Tıpkı diğer ortağı liderler gibi. Hepsi bu halkı kandırmıştı. "Kesin kazanıyoruz" diyerek.
Kaybedince seçmenlerine büyük travma yaşatan psikolojik virüse dönüştüler. 28 Şubat döneminin Genelkurmay Başkanı Orgeneral Karadayı vardı. Bir röportaj vermişti post modern darbeden sonra.
İnanılmaz açılımları olan sözler sarfetmişti.
"Ankara'da önüne gelen bana müdahale edin darbe yapın diyordu. Bu baskı o kadar çoktu ki, biz bütün Türkiye bizden müdahale bekliyor zannederek harekete geçtik. 28 Şubat'ı gerçekleştirdikten sonra Anadolu'yu, gezdik. Herkes bize öfkeyle bakıyordu.
Her şey yaşadığın yerden, Ankara'dan göründüğü gibi değilmiş" diyordu.

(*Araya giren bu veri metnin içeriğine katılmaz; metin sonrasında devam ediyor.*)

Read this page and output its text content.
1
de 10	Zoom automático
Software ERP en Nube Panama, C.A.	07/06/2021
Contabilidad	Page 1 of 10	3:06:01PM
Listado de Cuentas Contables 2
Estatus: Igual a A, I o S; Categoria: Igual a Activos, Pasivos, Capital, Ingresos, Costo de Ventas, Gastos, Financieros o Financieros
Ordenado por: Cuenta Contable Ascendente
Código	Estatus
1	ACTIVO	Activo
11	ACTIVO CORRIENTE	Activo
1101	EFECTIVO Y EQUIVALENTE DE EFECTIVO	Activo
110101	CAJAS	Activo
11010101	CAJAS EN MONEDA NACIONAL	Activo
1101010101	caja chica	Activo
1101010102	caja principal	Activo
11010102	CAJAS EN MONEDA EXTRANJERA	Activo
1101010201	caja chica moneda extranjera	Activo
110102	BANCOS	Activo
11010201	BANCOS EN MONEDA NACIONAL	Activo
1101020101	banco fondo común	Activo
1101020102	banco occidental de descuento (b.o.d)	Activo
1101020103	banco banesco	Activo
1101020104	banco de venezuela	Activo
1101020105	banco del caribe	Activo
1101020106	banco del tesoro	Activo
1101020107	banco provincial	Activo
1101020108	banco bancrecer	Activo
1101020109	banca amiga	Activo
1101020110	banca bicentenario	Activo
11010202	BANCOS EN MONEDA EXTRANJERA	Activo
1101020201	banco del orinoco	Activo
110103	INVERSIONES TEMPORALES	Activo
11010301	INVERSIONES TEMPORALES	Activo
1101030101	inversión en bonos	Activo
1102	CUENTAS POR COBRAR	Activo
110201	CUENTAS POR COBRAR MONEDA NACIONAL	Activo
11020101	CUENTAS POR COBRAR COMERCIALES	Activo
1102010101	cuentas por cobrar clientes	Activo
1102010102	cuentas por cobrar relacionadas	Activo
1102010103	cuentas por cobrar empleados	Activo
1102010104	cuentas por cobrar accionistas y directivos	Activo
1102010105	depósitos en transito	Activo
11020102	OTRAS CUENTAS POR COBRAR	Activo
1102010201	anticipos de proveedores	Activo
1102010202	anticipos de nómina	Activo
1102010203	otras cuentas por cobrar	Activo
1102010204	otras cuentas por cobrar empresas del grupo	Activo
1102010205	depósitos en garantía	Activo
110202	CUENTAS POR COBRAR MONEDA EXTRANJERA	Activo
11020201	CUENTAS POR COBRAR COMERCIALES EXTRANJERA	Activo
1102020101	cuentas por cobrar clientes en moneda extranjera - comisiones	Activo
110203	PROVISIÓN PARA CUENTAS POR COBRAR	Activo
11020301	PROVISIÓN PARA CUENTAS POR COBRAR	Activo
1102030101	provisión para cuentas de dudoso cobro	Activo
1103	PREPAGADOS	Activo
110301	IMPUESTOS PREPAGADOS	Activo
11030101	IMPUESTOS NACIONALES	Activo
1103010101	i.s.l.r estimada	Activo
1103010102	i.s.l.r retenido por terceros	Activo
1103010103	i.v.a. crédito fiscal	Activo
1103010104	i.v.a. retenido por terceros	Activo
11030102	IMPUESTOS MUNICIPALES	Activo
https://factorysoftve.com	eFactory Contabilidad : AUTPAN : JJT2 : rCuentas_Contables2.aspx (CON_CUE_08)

Yılmaz Özdil de buna benzer bir açılıma imza attı. "Tele1 seyrederseniz, Cumhuriyet gazetesi okursanız dersiniz ki AK Parti bitmiş ya, CHP ilk seçimde yüzde 90'la seçimi kazanır." Diyordu. Fox'u unutup atlasa da tam isabet bir teşhisti. Bu ülkede paralel evrende yaşayan ve yaşatanlar vardı.
Bu güruh öyle inandı kiz kazanacağına, sonuçlar ortaya çıktığında hayal kırıklığı yaşadı. Depresyona girenler de vardı mutlaka. Başkan Erdoğan bu soruna bile el atmalı diye düşünüyorum. Mesela Ekrem İmamoğlu'nu ittirilerek giden otobüslerden sorumlu Cumhurbaşkanı yardımcısı yapabilir.. Kemal Beyi Huzurevlerinden Sorumlu Başkan Yardımcılığına atayabilir..
Çünkü gerçekten büyük bir yıkım içindeler.
Kazanacaklarına dair inanmışlıkları 7 kat göklere uzanmıştı. 9 bin bürokrat dahi belirlemişlerdi. Kartvizit bastıranlar bile vardı. Federasyon başkanlıkları için dahi birbirlerini yiyorlardı Millet ittifakında. Şu an görevde olan Bürokratları istifa edin yoksa yargılayacağız diye tehdit bile ettiler.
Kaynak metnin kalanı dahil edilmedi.